The site known as Keshet Cave is located in the Upper Galilee, just a few miles from Israel’s border with Lebanon. Long ago, there was an actual cave here, but it collapsed, leaving and just part of the arched limestone ceiling intact. Pottery artifacts found by archeologists at the site date back more than 3,000 years, to the time when Joshua led the Israelites across the Jordan River into what was then called Canaan.

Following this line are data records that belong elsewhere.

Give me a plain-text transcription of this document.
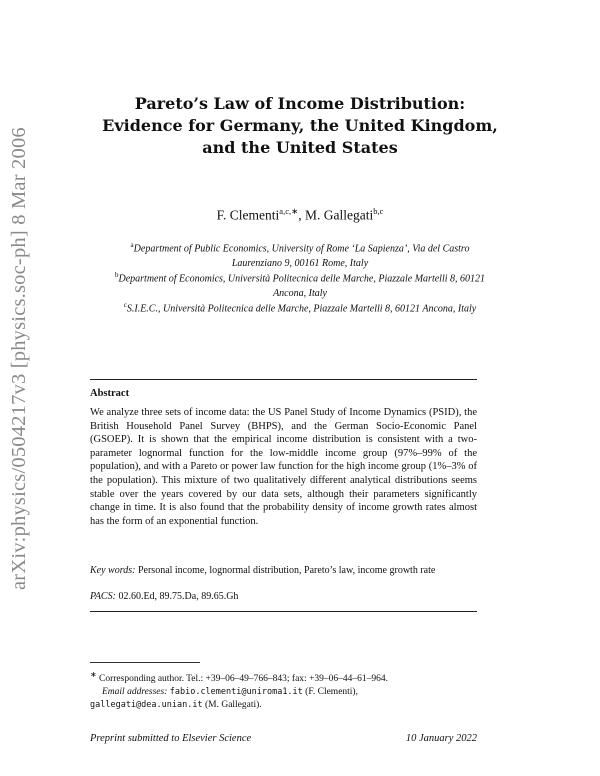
arXiv:physics/0504217v3 [physics.soc-ph] 8 Mar 2006
Pareto’s Law of Income Distribution:
Evidence for Germany, the United Kingdom,
and the United States
F. Clementi$^{a,c,∗}$, M. Gallegati$^{b,c}$
$^a$Department of Public Economics, University of Rome ‘La Sapienza’, Via del Castro Laurenziano 9, 00161 Rome, Italy
$^b$Department of Economics, Università Politecnica delle Marche, Piazzale Martelli 8, 60121 Ancona, Italy
$^c$S.I.E.C., Università Politecnica delle Marche, Piazzale Martelli 8, 60121 Ancona, Italy
Abstract
We analyze three sets of income data: the US Panel Study of Income Dynamics (PSID), the British Household Panel Survey (BHPS), and the German Socio-Economic Panel (GSOEP). It is shown that the empirical income distribution is consistent with a two-parameter lognormal function for the low-middle income group (97%–99% of the population), and with a Pareto or power law function for the high income group (1%–3% of the population). This mixture of two qualitatively different analytical distributions seems stable over the years covered by our data sets, although their parameters significantly change in time. It is also found that the probability density of income growth rates almost has the form of an exponential function.
Key words: Personal income, lognormal distribution, Pareto’s law, income growth rate
PACS: 02.60.Ed, 89.75.Da, 89.65.Gh
∗ Corresponding author. Tel.: +39–06–49–766–843; fax: +39–06–44–61–964.
Email addresses: fabio.clementi@uniroma1.it (F. Clementi),
gallegati@dea.unian.it (M. Gallegati).
Preprint submitted to Elsevier Science	10 January 2022
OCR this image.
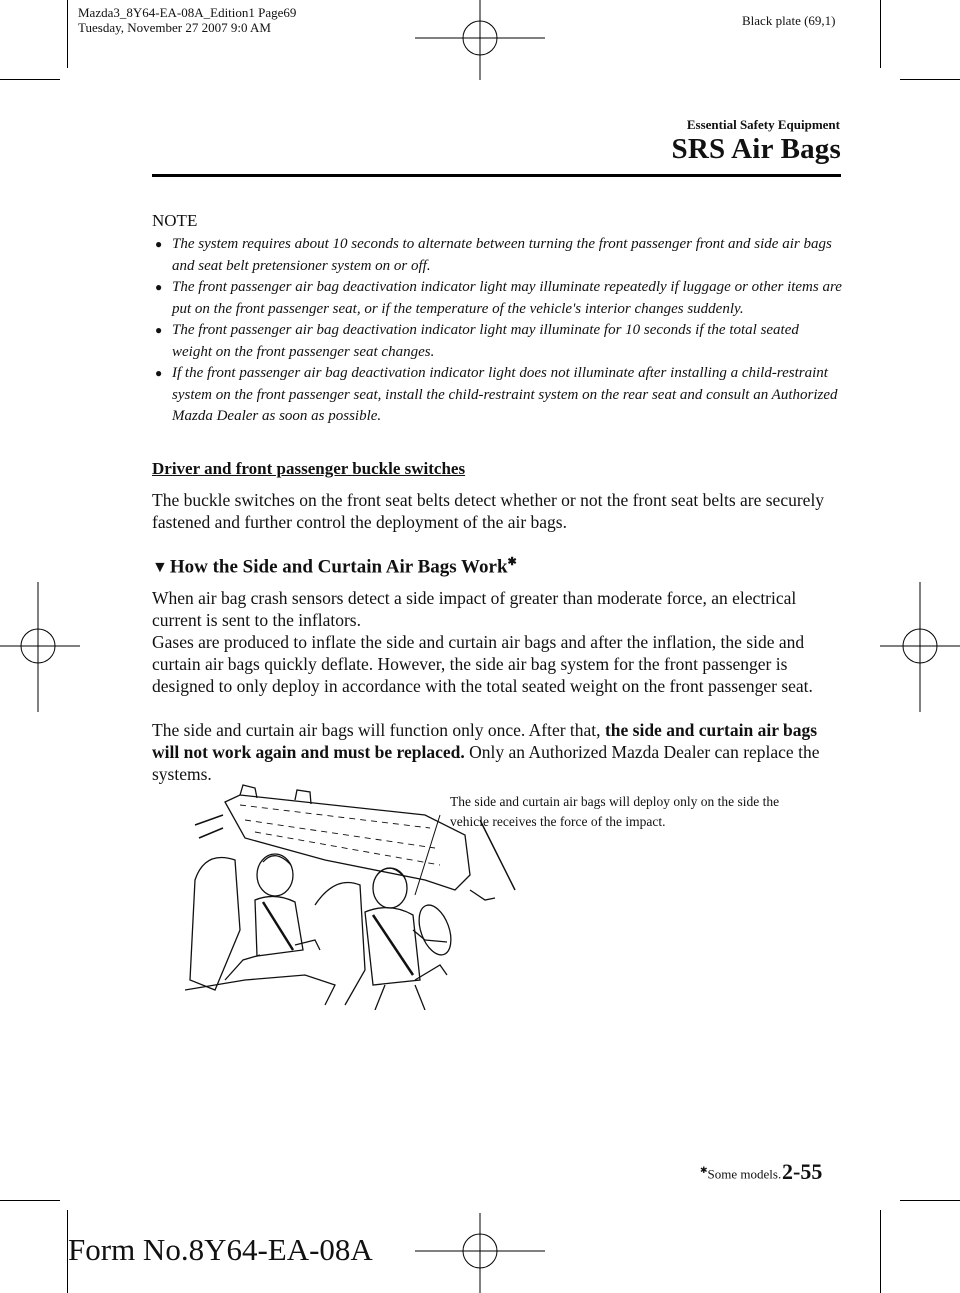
Mazda3_8Y64-EA-08A_Edition1 Page69
Tuesday, November 27 2007 9:0 AM	Black plate (69,1)
Essential Safety Equipment
SRS Air Bags
NOTE
● The system requires about 10 seconds to alternate between turning the front passenger front and side air bags and seat belt pretensioner system on or off.
● The front passenger air bag deactivation indicator light may illuminate repeatedly if luggage or other items are put on the front passenger seat, or if the temperature of the vehicle's interior changes suddenly.
● The front passenger air bag deactivation indicator light may illuminate for 10 seconds if the total seated weight on the front passenger seat changes.
● If the front passenger air bag deactivation indicator light does not illuminate after installing a child-restraint system on the front passenger seat, install the child-restraint system on the rear seat and consult an Authorized Mazda Dealer as soon as possible.
Driver and front passenger buckle switches

The buckle switches on the front seat belts detect whether or not the front seat belts are securely fastened and further control the deployment of the air bags.

▼ How the Side and Curtain Air Bags Work✱

When air bag crash sensors detect a side impact of greater than moderate force, an electrical current is sent to the inflators.

Gases are produced to inflate the side and curtain air bags and after the inflation, the side and curtain air bags quickly deflate. However, the side air bag system for the front passenger is designed to only deploy in accordance with the total seated weight on the front passenger seat.

The side and curtain air bags will function only once. After that, the side and curtain air bags will not work again and must be replaced. Only an Authorized Mazda Dealer can replace the systems.

The side and curtain air bags will deploy only on the side the vehicle receives the force of the impact.
✱Some models. 2-55
Form No.8Y64-EA-08A
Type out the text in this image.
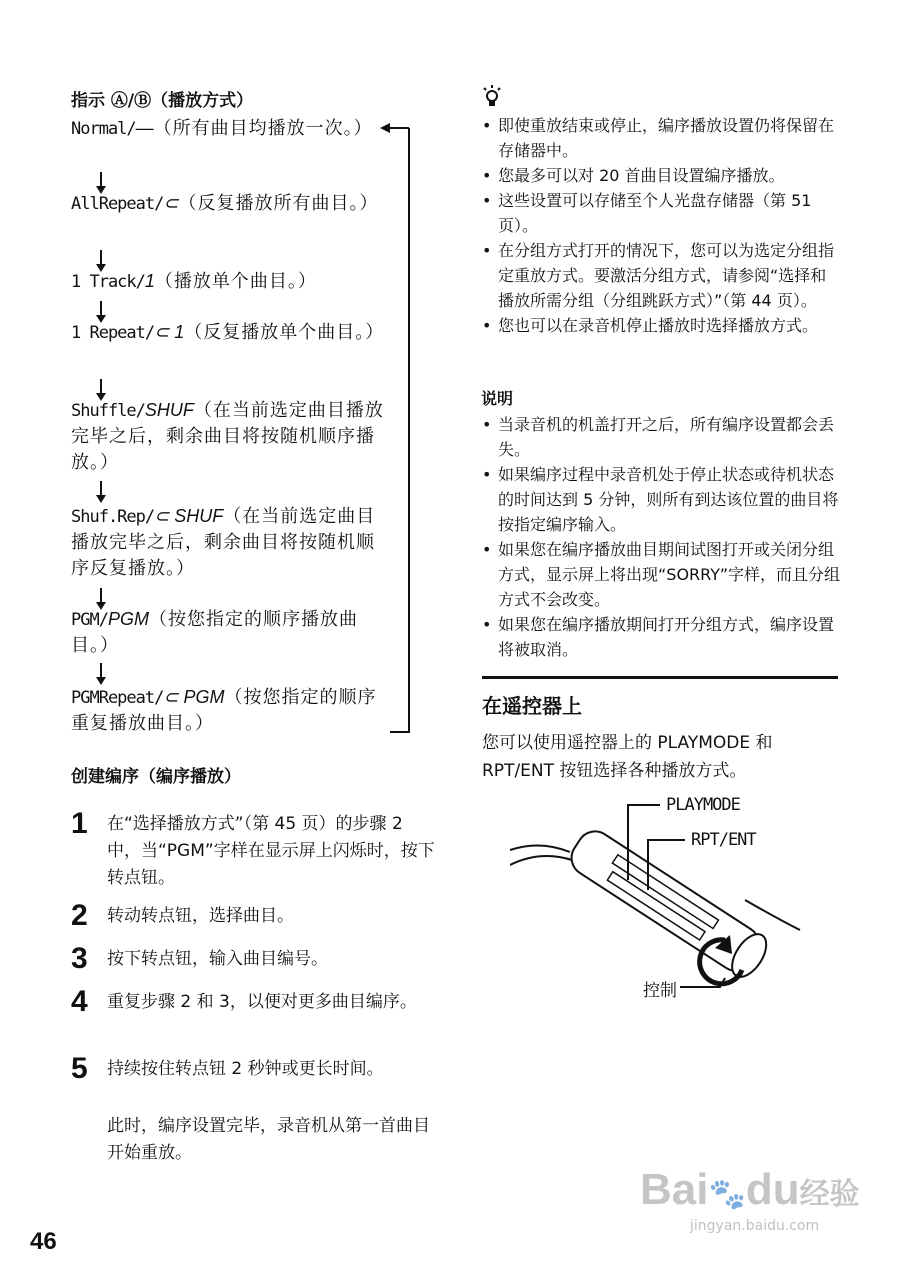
指示 Ⓐ/Ⓑ（播放方式）
Normal/—（所有曲目均播放一次。）
AllRepeat/⊂（反复播放所有曲目。）
1 Track/1（播放单个曲目。）
1 Repeat/⊂ 1（反复播放单个曲目。）
Shuffle/SHUF（在当前选定曲目播放完毕之后，剩余曲目将按随机顺序播放。）
Shuf.Rep/⊂ SHUF（在当前选定曲目播放完毕之后，剩余曲目将按随机顺序反复播放。）
PGM/PGM（按您指定的顺序播放曲目。）
PGMRepeat/⊂ PGM（按您指定的顺序重复播放曲目。）
创建编序（编序播放）
1 在“选择播放方式”（第 45 页）的步骤 2 中，当“PGM”字样在显示屏上闪烁时，按下转点钮。
2 转动转点钮，选择曲目。
3 按下转点钮，输入曲目编号。
4 重复步骤 2 和 3，以便对更多曲目编序。
5 持续按住转点钮 2 秒钟或更长时间。
此时，编序设置完毕，录音机从第一首曲目开始重放。
46
• 即使重放结束或停止，编序播放设置仍将保留在存储器中。
• 您最多可以对 20 首曲目设置编序播放。
• 这些设置可以存储至个人光盘存储器（第 51 页）。
• 在分组方式打开的情况下，您可以为选定分组指定重放方式。要激活分组方式，请参阅“选择和播放所需分组（分组跳跃方式）”（第 44 页）。
• 您也可以在录音机停止播放时选择播放方式。
说明
• 当录音机的机盖打开之后，所有编序设置都会丢失。
• 如果编序过程中录音机处于停止状态或待机状态的时间达到 5 分钟，则所有到达该位置的曲目将按指定编序输入。
• 如果您在编序播放曲目期间试图打开或关闭分组方式，显示屏上将出现“SORRY”字样，而且分组方式不会改变。
• 如果您在编序播放期间打开分组方式，编序设置将被取消。
在遥控器上
您可以使用遥控器上的 PLAYMODE 和 RPT/ENT 按钮选择各种播放方式。
PLAYMODE
RPT/ENT
控制
Bai🐾du经验
jingyan.baidu.com
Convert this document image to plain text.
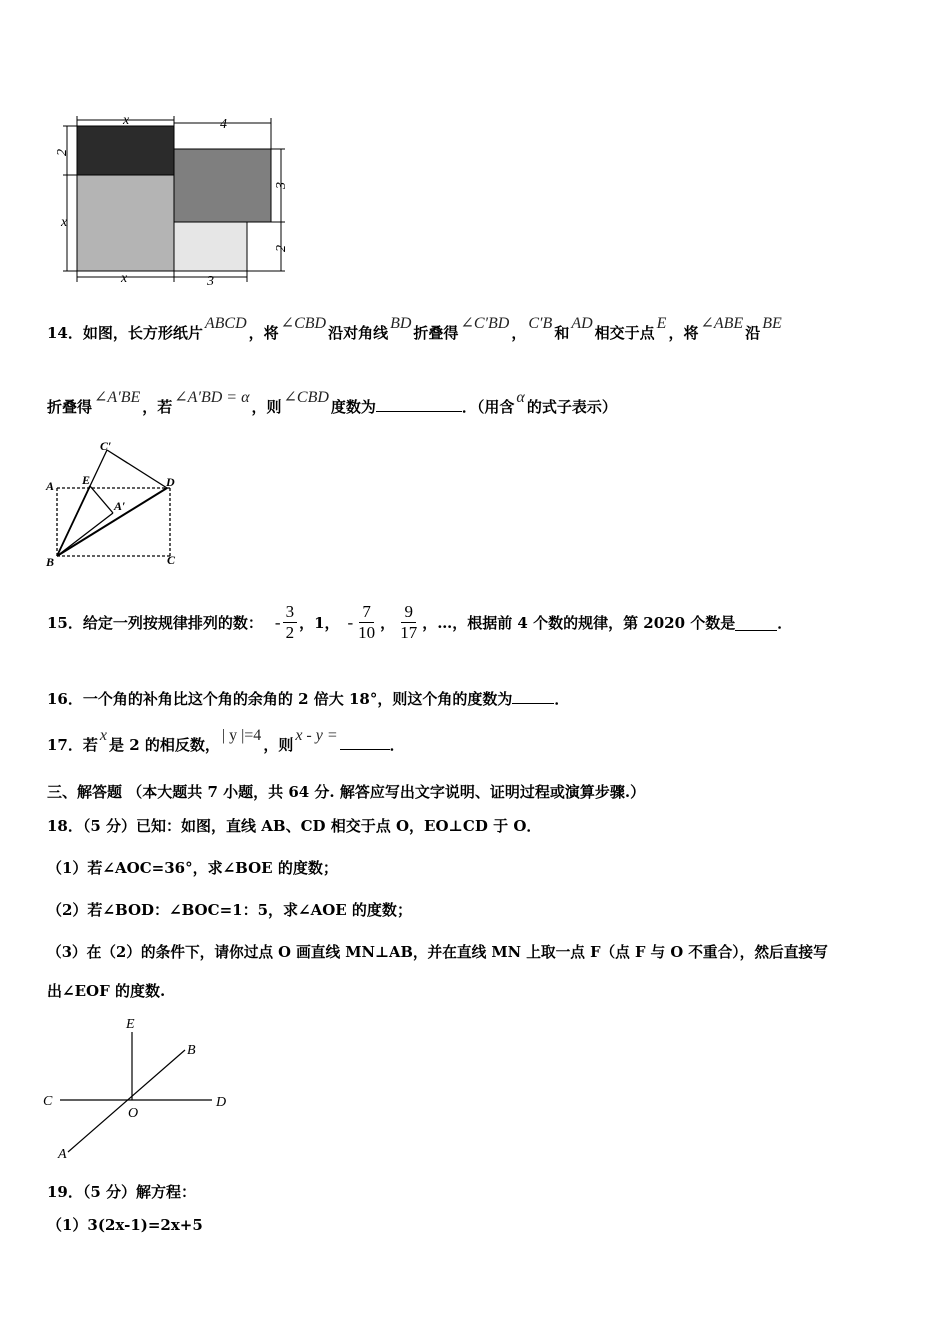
x	4
2
x
3
2
x	3
14．如图，长方形纸片ABCD，将∠CBD沿对角线BD折叠得∠C′BD，C′B和AD相交于点E，将∠ABE沿BE
折叠得∠A′BE，若∠A′BD = α，则∠CBD度数为	．（用含α的式子表示）
A E
C′
D
A′
B	C
15．给定一列按规律排列的数： - $\frac{3}{2}$ ，1， - $\frac{7}{10}$ ， $\frac{9}{17}$ ，…，根据前 4 个数的规律，第 2020 个数是	．
16．一个角的补角比这个角的余角的 2 倍大 18°，则这个角的度数为	．
17．若x是 2 的相反数，| y |=4，则x - y =．
三、解答题 （本大题共 7 小题，共 64 分. 解答应写出文字说明、证明过程或演算步骤.）
18．（5 分）已知：如图，直线 AB、CD 相交于点 O，EO⊥CD 于 O．
（1）若∠AOC=36°，求∠BOE 的度数；
（2）若∠BOD：∠BOC=1：5，求∠AOE 的度数；
（3）在（2）的条件下，请你过点 O 画直线 MN⊥AB，并在直线 MN 上取一点 F（点 F 与 O 不重合），然后直接写
出∠EOF 的度数.
E
B
C
O
D
A
19．（5 分）解方程：
（1）3(2x-1)=2x+5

At more than 1,300 feet above sea level, the magical view through the arch frames the Western Galilee and the beaches of the Mediterranean Sea (In Hebrew, the word “keshet” literally means arch, bow or rainbow). From this spot, you’ll be able to catch a glimpse of the Haifa Bay, the grottoes of Rosh HaNikra, the Carmel Mountain, Mount Meron and the Yehi’am Fortress. Below are the meandering waters of the Bezet Stream.
The height can make it a little unnerving for some, but for thrill-seekers, Keshet Cave offers a heart-pumping romp. Rappelling from the arch to the remains of the original cave floor 165 feet below is a popular activity for extreme sports enthusiasts. You can also take the thrill up a notch by leaving the relative security of the cave wall and swinging free under the arch. Anchors to fasten rappelling ropes are embedded into the arch, and a secure guardrail keeps both rappellers and observers safe. Once at the bottom, a hiking trail leads back up to the parking lot.
Although all this extreme sports action may seem like Keshet Cave is only suitable for a select group of visitors, there is a tamer side to the attraction. Leading off from the larger of the two parking lots is a paved, fully wheelchair-accessible path to the cave, allowing even non-rappellers to enjoy the view. Don’t be surprised if you end up sharing the road with grazing goats and badgers, though.
Keshet Cave, part of the Adamit Mountains, is located within Adamit Park. Entrance to the cave is free and open all year long. The caves of Sarach and Nahal Namer are also located nearby.